Much of this lack of diversity stems from where the talent pool is sourced. Most (56 per cent) are hired at undergraduate level; this drops significantly to only 5 per cent from college. Traditionally, the expertise needed for data scientists derived from undertaking an undergraduate or even master’s degree. However, this is no longer the case. With many colleges offering a variety of data science and data analyst apprenticeships, higher education does not need to be the only place for employers to source talent.

Additionally, apprentices will undoubtedly be more attractive to any employer due to the hands-on nature of the qualification. An apprentice can spend up to 80 per cent of their time on-site which means not only are the absorbing the ‘hard skills’, but also key business skills such as communication, time management and teamwork – skills which are not as easily obtained through higher education courses.

Upskill in-house

According to a survey by Accenture, only half of employees report that their skills are explored and documented by their employers. Much of the work undertaken by budding data scientists or analysts is outside of the 9-5, with many putting their knowledge to use outside of work as a hobby. Organisations, especially those on a larger scale, are likely to be shocked at the amount of untapped potential there is available within their existing workforce.

By harnessing these abilities and investing in training and upskilling in-house, leaders and hiring managers have the potential to build a few select individuals into a brilliant team of data specialists without even having to touch recruitment.
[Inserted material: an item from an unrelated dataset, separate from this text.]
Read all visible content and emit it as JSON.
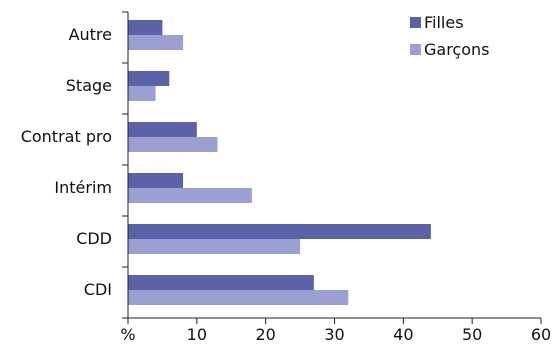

Encourage lifelong learning

Whether you’re hiring from different talent pools or looking to build skills in-house, it’s crucial that employers avoid a ‘one and done’ situation and look instead at data education as something that continues for the whole life of the business and its employees.

Data capabilities and technologies look very different to how they did only five years ago, and in another five years they will have evolved again; it has been predicted that 90 per cent of the data jobs for 2030 haven’t even been created yet.

It’s vital that, as a business owner, you regularly review the market and keep a close eye on data demand – this will help you spot any potential skills gaps before they arise and subsequently highlight to you where additional training is required. While it may seem like a large investment initially, maintaining a core focus on your teams’ data abilities will undoubtedly save you time, money and worry in the long-term.

Data and analytics is a booming industry, predicted to be worth $105bn by 2027 with a compound annual growth rate (CAGR) of 12.3 per cent and the COVID-19 pandemic has certainly played its part in this exponential growth. Employers must look at alternative ways to meet demand to ensure they aren’t left trailing behind their competition.